Our interests here, however, are purely of the restorative and pleasurable kind. Labrador tea tastes, smells and even looks very much like the green tea you might find in any grocery store. As enjoyable as hiking through a forest surely is, it can also be tiring and just plain physically taxing. It is amazing how rejuvenating it can be to take the time to stop and rest, build a small fire, and enjoy a bit of tea from the leaves of a plant right there at your feet.
The typical method is to set a metal canteen at the edge of a fire and, while the water heats, pluck a handful of leaves and clean them by blowing and gently rubbing away any dirt or insects with your fingers. If you’ve brought a metal camping cup – always a good idea – place the tea leaves in the cup, pour the hot water from the canteen over them, and allow to steep for several minutes. Then, remove the leaves and squeeze the water from them over the cup. Toss the spent leaves, sit back and enjoy the primitive elixir you’ve just made.

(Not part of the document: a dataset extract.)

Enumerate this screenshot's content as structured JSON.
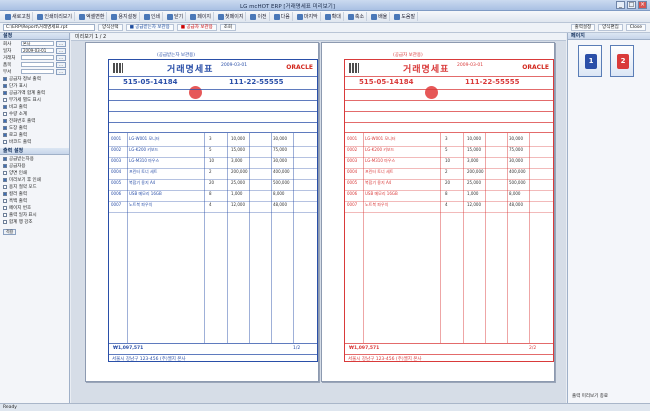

If by chance you’ve forgotten to put a cup into your pack or game vest, you could also pick a pocket-full and take them home to enjoy. Or you could simply shove a handful of tea leaves directly into your canteen to steep in the cold water. The flavor doesn’t come out like it does when steeped in hot water, but you’d still be getting a little bit of nutrition and vitamin C. That and the fact that it’s simply fun to make use of the forest in even the most humbling and unassuming way as picking a few leaves from a plant used by hunters and wanderers for thousands of years.